Nach erbittertem Streit wird 1964 der Bau einer neuen Stadthalle beschlossen. Knapp vier Jahre später wird in der neuen Halle gefeiert. Foto: Stadtarchiv Esslingen - Stadtarchiv Esslingen

Während 1964 in der Esslinger Kommunalpolitik ein alter Streit beigelegt wird, ist die weltpolitische Lage kritisch: Ost und West drohen sich wieder voneinander zu entfernen und die USA zetteln den Vietnamkrieg an.

EsslingenDas Jahr 1964 bringt einige weltpolitisch längerfristig wirksame Entwicklungen mit sich. In die Ost-West-Beziehungen in Europa zieht Entspannung ein. Bundeskanzler Ludwig Erhard lehnt zwar nach wie vor die Oder-Neiße-Linie als Staatsgrenze zwischen Deutschland und Polen ab, doch die im Vorjahr vereinbarten Handelsbeziehungen nehmen Fahrt auf. Zwischen der Bundesrepublik und der UdSSR wird eine direkte Fluglinie eröffnet.
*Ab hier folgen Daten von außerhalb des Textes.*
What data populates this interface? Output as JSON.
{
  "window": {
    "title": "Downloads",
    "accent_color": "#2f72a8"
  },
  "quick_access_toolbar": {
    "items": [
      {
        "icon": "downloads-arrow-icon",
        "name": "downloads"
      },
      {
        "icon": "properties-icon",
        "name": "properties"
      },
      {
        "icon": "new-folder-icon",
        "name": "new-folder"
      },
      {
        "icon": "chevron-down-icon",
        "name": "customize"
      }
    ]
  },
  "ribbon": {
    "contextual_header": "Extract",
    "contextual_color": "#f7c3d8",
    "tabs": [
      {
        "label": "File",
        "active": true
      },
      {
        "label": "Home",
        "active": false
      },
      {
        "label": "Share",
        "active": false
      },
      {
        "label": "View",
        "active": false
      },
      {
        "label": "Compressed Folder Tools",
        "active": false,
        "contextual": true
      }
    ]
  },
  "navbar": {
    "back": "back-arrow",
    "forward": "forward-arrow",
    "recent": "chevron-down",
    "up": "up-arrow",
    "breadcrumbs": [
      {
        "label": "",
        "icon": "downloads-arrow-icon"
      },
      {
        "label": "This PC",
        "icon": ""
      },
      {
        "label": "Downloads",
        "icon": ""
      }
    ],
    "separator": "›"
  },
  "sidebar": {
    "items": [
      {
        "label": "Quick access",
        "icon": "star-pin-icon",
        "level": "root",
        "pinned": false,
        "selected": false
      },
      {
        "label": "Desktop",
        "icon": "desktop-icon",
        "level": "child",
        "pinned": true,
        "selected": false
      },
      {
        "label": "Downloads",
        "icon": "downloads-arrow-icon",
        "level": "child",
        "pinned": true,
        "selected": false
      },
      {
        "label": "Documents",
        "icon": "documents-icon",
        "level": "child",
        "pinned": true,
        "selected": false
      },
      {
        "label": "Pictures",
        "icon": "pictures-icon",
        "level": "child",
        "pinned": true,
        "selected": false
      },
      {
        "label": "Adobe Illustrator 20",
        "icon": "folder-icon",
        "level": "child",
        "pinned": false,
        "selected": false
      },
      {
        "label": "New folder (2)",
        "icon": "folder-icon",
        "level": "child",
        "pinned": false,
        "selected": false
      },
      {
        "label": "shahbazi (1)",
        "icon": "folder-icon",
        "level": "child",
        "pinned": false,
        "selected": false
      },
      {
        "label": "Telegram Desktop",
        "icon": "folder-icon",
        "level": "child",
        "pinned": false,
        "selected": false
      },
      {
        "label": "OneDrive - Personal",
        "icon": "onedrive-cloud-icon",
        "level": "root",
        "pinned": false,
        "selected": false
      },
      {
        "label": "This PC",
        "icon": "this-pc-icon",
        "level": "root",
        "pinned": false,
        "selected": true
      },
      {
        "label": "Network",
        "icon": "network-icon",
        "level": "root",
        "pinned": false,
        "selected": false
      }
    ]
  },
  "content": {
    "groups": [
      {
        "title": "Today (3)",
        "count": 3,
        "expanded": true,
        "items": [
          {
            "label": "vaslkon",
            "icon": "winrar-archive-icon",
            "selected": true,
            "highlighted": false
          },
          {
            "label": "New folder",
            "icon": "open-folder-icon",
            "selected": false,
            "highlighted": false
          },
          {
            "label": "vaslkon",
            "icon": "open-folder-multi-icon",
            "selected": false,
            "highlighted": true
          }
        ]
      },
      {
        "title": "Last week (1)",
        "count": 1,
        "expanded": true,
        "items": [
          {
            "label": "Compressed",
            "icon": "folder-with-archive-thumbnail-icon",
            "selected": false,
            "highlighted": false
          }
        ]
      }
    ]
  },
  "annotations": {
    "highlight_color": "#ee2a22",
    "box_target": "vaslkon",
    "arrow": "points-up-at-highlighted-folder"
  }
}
In der Sowjetunion treibt Partei- und Regierungschef Nikita Chruschtschow die Entstalinisierung weiter voran. Im Zuge der schrittweisen politischen Liberalisierung vertritt er eine Politik der friedlichen Koexistenz unterschiedlicher Gesellschaftssysteme und schlägt als Regelung zwei souveräne deutsche Staaten und ein politisch eigenständiges West-Berlin vor.

Im Oktober wird der sowjetische Liberalisierungskurs gestoppt. Der 70 Jahre alte Chruschtschow wird laut einer auch in der Eßlinger Zeitung veröffentlichten Meldung der Nachrichtenagentur Tass „wegen seines fortgeschrittenen Alters“ aller Ämter enthoben. Nachfolger werden Alexej Kossygin als Regierungschef und Leonid Breschnew als Parteichef.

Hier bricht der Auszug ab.